The case for story-telling in education is powerfully made by Pat Kane in his report of a visit to a school in New York where computer games form the basis of everything that’s taught. He describes the school’s response to ’20 years of debate about how educators should respond to the gaming revolution’ where “highly immersive” learning experiences are created.
The pupils move through the curriculum by means of 10-week “missions” – scenarios in which they have a problem to solve, and take on dramatic roles (explorer, scientist, investigator, for example) to do so. .. Pupils here are “finding relevant resources, doing mathematical calculations, reading and analysing texts, designing tools, repairing broken systems, creating models, doing scientific experiments, building games, or a host of other activities”.
These missions are richly narrated and imagined. In The Way Things Work – a science-maths curriculum “domain” (a themed area of the curriculum), a video will be disrupted by the appearance of the Troggles, small creatures which like to invent things (but are terrible at it), and who leave mysterious packages of materials and messages around the school that the pupils have to piece together.
Thus, ‘the solution is not to “integrate” them into the structure of oppression, but to transform that structure so that they can become “beings for themselves.”’
A recent example appears in LTS’ Connected magazine (not online yet): Science being taught through an interdisciplinary approach with a project based in the study of castles. The emphasis was on alchemy in the Dark Ages:
With the teacher writing letters from the King of the castle and setting the children a series of science-based challenges, including cleaning old coins in different liquids and examining tooth enamel erosion and blood types of mythical creatures, it’s little wonder that the pupils were fully engaged.
These examples beautifully illustrate Freire’s point that,
liberating education consists in acts of cognition, not transferrals of information.. The teacher is no longer merely the-one-who-teaches, but one who is himself taught in dialogue with the students, who in turn while being taught also teach. They become jointly responsible for a process in which all grow. .. Here, no one teaches another, nor is anyone self-taught.

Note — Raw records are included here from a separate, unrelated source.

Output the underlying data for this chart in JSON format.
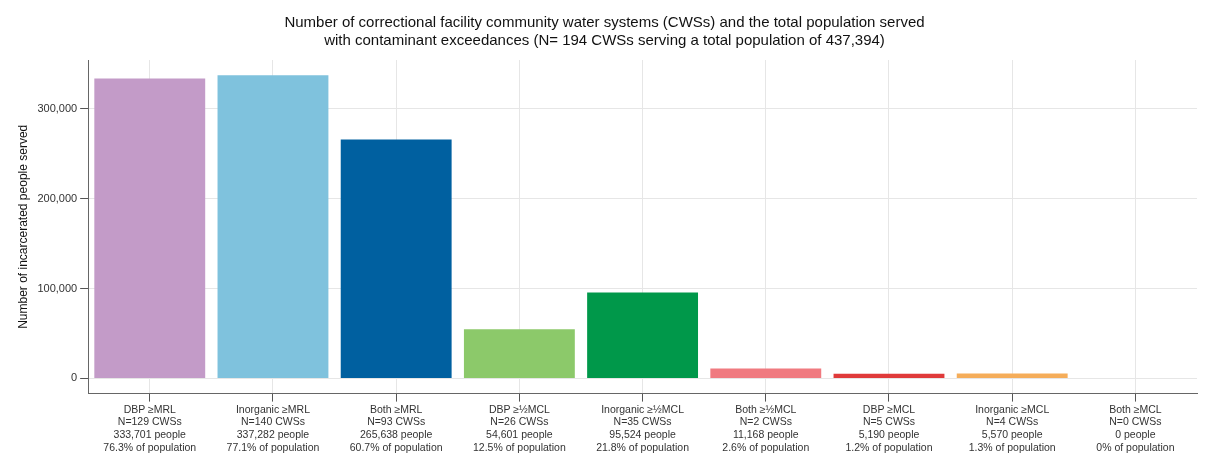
{
  "chart_data": {
    "type": "bar",
    "title": "Number of correctional facility community water systems (CWSs) and the total population served\nwith contaminant exceedances (N= 194 CWSs serving a total population of 437,394)",
    "ylabel": "Number of incarcerated people served",
    "categories": [
      "DBP ≥MRL\nN=129 CWSs\n333,701 people\n76.3% of population",
      "Inorganic ≥MRL\nN=140 CWSs\n337,282 people\n77.1% of population",
      "Both ≥MRL\nN=93 CWSs\n265,638 people\n60.7% of population",
      "DBP ≥½MCL\nN=26 CWSs\n54,601 people\n12.5% of population",
      "Inorganic ≥½MCL\nN=35 CWSs\n95,524 people\n21.8% of population",
      "Both ≥½MCL\nN=2 CWSs\n11,168 people\n2.6% of population",
      "DBP ≥MCL\nN=5 CWSs\n5,190 people\n1.2% of population",
      "Inorganic ≥MCL\nN=4 CWSs\n5,570 people\n1.3% of population",
      "Both ≥MCL\nN=0 CWSs\n0 people\n0% of population"
    ],
    "values": [
      333701,
      337282,
      265638,
      54601,
      95524,
      11168,
      5190,
      5570,
      0
    ],
    "colors": [
      "#c39bc8",
      "#7fc2dd",
      "#0060a0",
      "#8cc96a",
      "#00984a",
      "#f07a80",
      "#e03a3a",
      "#f5ad5a",
      "#999999"
    ],
    "ylim": [
      -16864,
      354146
    ],
    "yticks": [
      {
        "value": 0,
        "label": "0"
      },
      {
        "value": 100000,
        "label": "100,000"
      },
      {
        "value": 200000,
        "label": "200,000"
      },
      {
        "value": 300000,
        "label": "300,000"
      }
    ],
    "grid": true,
    "legend": false
  }
}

People teach each other, mediated by the world …
Problem-posing education bases itself on creativity and stimulates true reflection and action upon reality, thereby responding to the vocation of persons as beings who are authentic only when engaged in inquiry and creative transformation.
Problem-posing education affirms [learners] as beings in the process of becoming.
So the narrative becomes a point of departure, affirming learners as ‘beings who transcend themselves, who move forward and look ahead, for whom immobility represents a fatal threat, for whom looking at the past must only be a means of understanding more clearly what and who they are so that they can more wisely build the future’.
I’ll continue to tell my stories and try not to let my own interpretations get in the way of real learning.